Ai, meus riquinhos, que tinha de escrever sobre esta novela azeiteira que está a acontecer na nossa caixinha mágica. Há pouco mais de um ano, a nossa Tininha da Malveira trocava a TVI pela SIC numa contratação mágica feita pela porta dos fundos sem os antigos donos toparem. A Tininha até comparou a contratação dela com a morte da princesa Diana. L.O.L. Foi o escândalo do ano em que a própria Tininha afirmou que não sabia quanto ia ganhar na SIC. Que ia apenas por ter a paixão pela televisão.  Exacto! [eu a revirar os olhos até ao teto]

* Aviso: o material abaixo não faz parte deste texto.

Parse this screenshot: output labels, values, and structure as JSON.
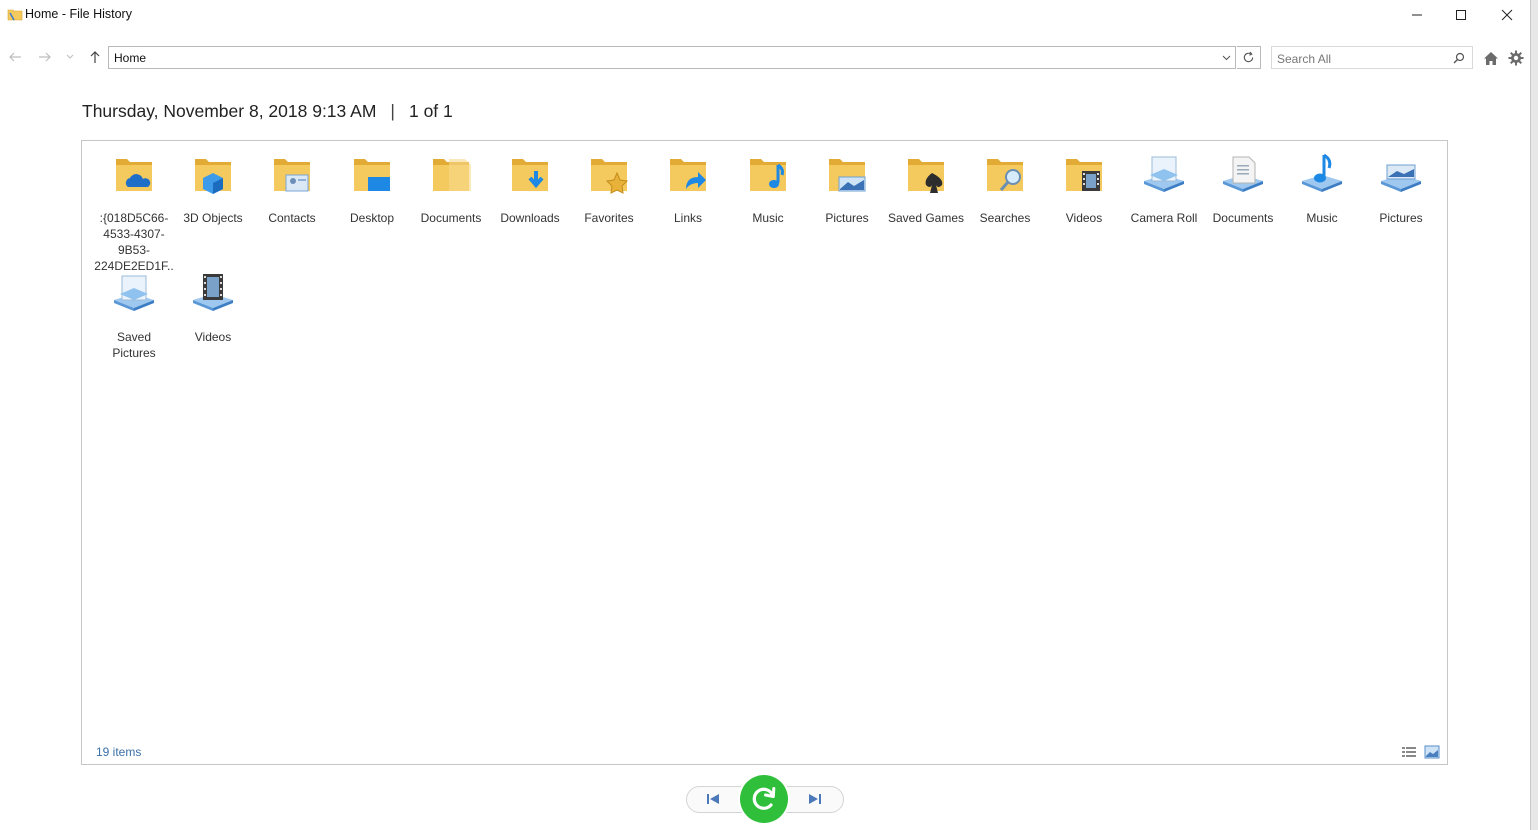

Fez uma entrevista toda pomposa para a revista “Cristina”, com choro, baba, ranho e palavras de amor e nhec, nhec. Uma produção pirosa com o Manelito e o Pedrito todos de branco, que quase parecia a passagem de ano em Copa Cabana. Seguiu-se a entrevista no telejornal, fotos com o Daniel Oliveira todo glorioso da contratação feita (mal ele sabia onde se ia meter), a chegada da Tininha aos bastidores da SIC, tudo numa festa de estilo entrega de Óscares em Hollywood. Uma coisa de pompa e circunstância ao mais alto nível de azeitisse neste país.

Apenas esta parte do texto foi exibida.